Sempre morei à beira da L-2 e, dali, via um campo com árvores retorcidas, de folhas gordas e cascas grossas. Passava entre elas em direção ao Lago estendido por trás das poucas embaixadas de então. Hoje, alguns monstros da arquitetura trivial me espantam e desgostam.
Via-se, naqueles tempos, pouca gente nas ruas como se o cidadão fosse proibido de andar por sua cidade. Os poucos carros deixavam, à noite, as avenidas desertas. É nessa Brasília que ainda moro, meu caro amigo.

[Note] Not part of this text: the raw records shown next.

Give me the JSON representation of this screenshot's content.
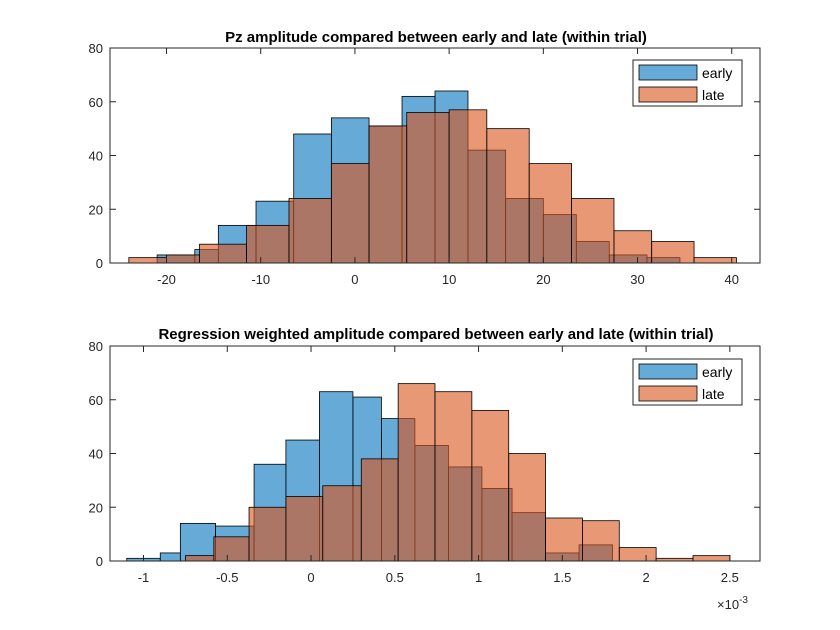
{
  "chart_data": [
    {
      "type": "histogram",
      "title": "Pz amplitude compared between early and late (within trial)",
      "xlim": [
        -26,
        43
      ],
      "ylim": [
        0,
        80
      ],
      "x_ticks": [
        -20,
        -10,
        0,
        10,
        20,
        30,
        40
      ],
      "x_tick_labels": [
        "-20",
        "-10",
        "0",
        "10",
        "20",
        "30",
        "40"
      ],
      "y_ticks": [
        0,
        20,
        40,
        60,
        80
      ],
      "y_tick_labels": [
        "0",
        "20",
        "40",
        "60",
        "80"
      ],
      "exponent_label": "",
      "legend": {
        "position": "top-right",
        "entries": [
          "early",
          "late"
        ]
      },
      "series": [
        {
          "name": "early",
          "color": "#0072BD",
          "bins": [
            {
              "x0": -21.0,
              "x1": -17.0,
              "count": 3
            },
            {
              "x0": -17.0,
              "x1": -14.5,
              "count": 5
            },
            {
              "x0": -14.5,
              "x1": -10.5,
              "count": 14
            },
            {
              "x0": -10.5,
              "x1": -6.5,
              "count": 23
            },
            {
              "x0": -6.5,
              "x1": -2.5,
              "count": 48
            },
            {
              "x0": -2.5,
              "x1": 1.5,
              "count": 54
            },
            {
              "x0": 1.5,
              "x1": 5.0,
              "count": 51
            },
            {
              "x0": 5.0,
              "x1": 8.5,
              "count": 62
            },
            {
              "x0": 8.5,
              "x1": 12.0,
              "count": 64
            },
            {
              "x0": 12.0,
              "x1": 16.0,
              "count": 42
            },
            {
              "x0": 16.0,
              "x1": 20.0,
              "count": 24
            },
            {
              "x0": 20.0,
              "x1": 23.5,
              "count": 18
            },
            {
              "x0": 23.5,
              "x1": 27.0,
              "count": 8
            },
            {
              "x0": 27.0,
              "x1": 31.0,
              "count": 3
            },
            {
              "x0": 31.0,
              "x1": 34.5,
              "count": 2
            }
          ]
        },
        {
          "name": "late",
          "color": "#D95319",
          "bins": [
            {
              "x0": -24.0,
              "x1": -20.0,
              "count": 2
            },
            {
              "x0": -20.0,
              "x1": -16.5,
              "count": 3
            },
            {
              "x0": -16.5,
              "x1": -11.5,
              "count": 7
            },
            {
              "x0": -11.5,
              "x1": -7.0,
              "count": 14
            },
            {
              "x0": -7.0,
              "x1": -2.5,
              "count": 24
            },
            {
              "x0": -2.5,
              "x1": 1.5,
              "count": 37
            },
            {
              "x0": 1.5,
              "x1": 5.5,
              "count": 51
            },
            {
              "x0": 5.5,
              "x1": 10.0,
              "count": 56
            },
            {
              "x0": 10.0,
              "x1": 14.0,
              "count": 57
            },
            {
              "x0": 14.0,
              "x1": 18.5,
              "count": 50
            },
            {
              "x0": 18.5,
              "x1": 23.0,
              "count": 37
            },
            {
              "x0": 23.0,
              "x1": 27.5,
              "count": 24
            },
            {
              "x0": 27.5,
              "x1": 31.5,
              "count": 12
            },
            {
              "x0": 31.5,
              "x1": 36.0,
              "count": 8
            },
            {
              "x0": 36.0,
              "x1": 40.5,
              "count": 2
            }
          ]
        }
      ]
    },
    {
      "type": "histogram",
      "title": "Regression weighted amplitude compared between early and late (within trial)",
      "xlim": [
        -1.2,
        2.68
      ],
      "ylim": [
        0,
        80
      ],
      "x_ticks": [
        -1,
        -0.5,
        0,
        0.5,
        1,
        1.5,
        2,
        2.5
      ],
      "x_tick_labels": [
        "-1",
        "-0.5",
        "0",
        "0.5",
        "1",
        "1.5",
        "2",
        "2.5"
      ],
      "y_ticks": [
        0,
        20,
        40,
        60,
        80
      ],
      "y_tick_labels": [
        "0",
        "20",
        "40",
        "60",
        "80"
      ],
      "exponent_label": "×10",
      "exponent_power": "-3",
      "legend": {
        "position": "top-right",
        "entries": [
          "early",
          "late"
        ]
      },
      "series": [
        {
          "name": "early",
          "color": "#0072BD",
          "bins": [
            {
              "x0": -1.1,
              "x1": -0.9,
              "count": 1
            },
            {
              "x0": -0.9,
              "x1": -0.78,
              "count": 3
            },
            {
              "x0": -0.78,
              "x1": -0.57,
              "count": 14
            },
            {
              "x0": -0.57,
              "x1": -0.34,
              "count": 13
            },
            {
              "x0": -0.34,
              "x1": -0.15,
              "count": 36
            },
            {
              "x0": -0.15,
              "x1": 0.05,
              "count": 45
            },
            {
              "x0": 0.05,
              "x1": 0.25,
              "count": 63
            },
            {
              "x0": 0.25,
              "x1": 0.42,
              "count": 61
            },
            {
              "x0": 0.42,
              "x1": 0.62,
              "count": 53
            },
            {
              "x0": 0.62,
              "x1": 0.82,
              "count": 43
            },
            {
              "x0": 0.82,
              "x1": 1.02,
              "count": 35
            },
            {
              "x0": 1.02,
              "x1": 1.2,
              "count": 27
            },
            {
              "x0": 1.2,
              "x1": 1.4,
              "count": 18
            },
            {
              "x0": 1.4,
              "x1": 1.6,
              "count": 3
            },
            {
              "x0": 1.6,
              "x1": 1.8,
              "count": 6
            }
          ]
        },
        {
          "name": "late",
          "color": "#D95319",
          "bins": [
            {
              "x0": -0.75,
              "x1": -0.58,
              "count": 2
            },
            {
              "x0": -0.58,
              "x1": -0.37,
              "count": 9
            },
            {
              "x0": -0.37,
              "x1": -0.15,
              "count": 20
            },
            {
              "x0": -0.15,
              "x1": 0.07,
              "count": 24
            },
            {
              "x0": 0.07,
              "x1": 0.3,
              "count": 28
            },
            {
              "x0": 0.3,
              "x1": 0.52,
              "count": 38
            },
            {
              "x0": 0.52,
              "x1": 0.74,
              "count": 66
            },
            {
              "x0": 0.74,
              "x1": 0.96,
              "count": 63
            },
            {
              "x0": 0.96,
              "x1": 1.18,
              "count": 56
            },
            {
              "x0": 1.18,
              "x1": 1.4,
              "count": 40
            },
            {
              "x0": 1.4,
              "x1": 1.62,
              "count": 16
            },
            {
              "x0": 1.62,
              "x1": 1.84,
              "count": 15
            },
            {
              "x0": 1.84,
              "x1": 2.06,
              "count": 5
            },
            {
              "x0": 2.06,
              "x1": 2.28,
              "count": 1
            },
            {
              "x0": 2.28,
              "x1": 2.5,
              "count": 2
            }
          ]
        }
      ]
    }
  ]
}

A outra Brasília que me obriga a expor meu corpo não se conforma à que tenho na mente e na memória. Na Brasília dos sonhos, da fantasia, da utopia, unia-nos a singeleza da arte, o silêncio monumental do Planalto, a rudeza aparente do Cerrado, verde, seco, vermelho, poeirento, dependendo da época. Parte do Brasil selvagem e selvático advertia o cidadão a retornar às origens e prospectar o futuro. Continuo a morar nessa primeira e primitiva cidade.
Não me encanto com os golpes enfurecidos do progresso a que submetem Brasília. Sou anti-pós-moderno. Brasília nasceu moderna e não precisa modernizar. Ela é um monumento artístico e arquitetônico tombado para viver na história. Os que a degradam com a adaptação da cidade à superpopulação e à invasão do automóvel atropelaram a própria mente e enterram dia a dia o sonho de uma cidade-parque.
É o cidadão e todos os seus equipamentos que devem modernizar-se e adaptar-se à cidade. Vivo na Brasília das árvores milenares testemunhas da velhice da Terra.
A outra Brasília, a das empreiteiras, dos viadutos, dos estacionamentos, do mau gosto, dos puxadinhos, da esculhambação arquitetônica, das negociatas, dos compromissos e barganhas, merece de mim desprezo e um silêncio socrático.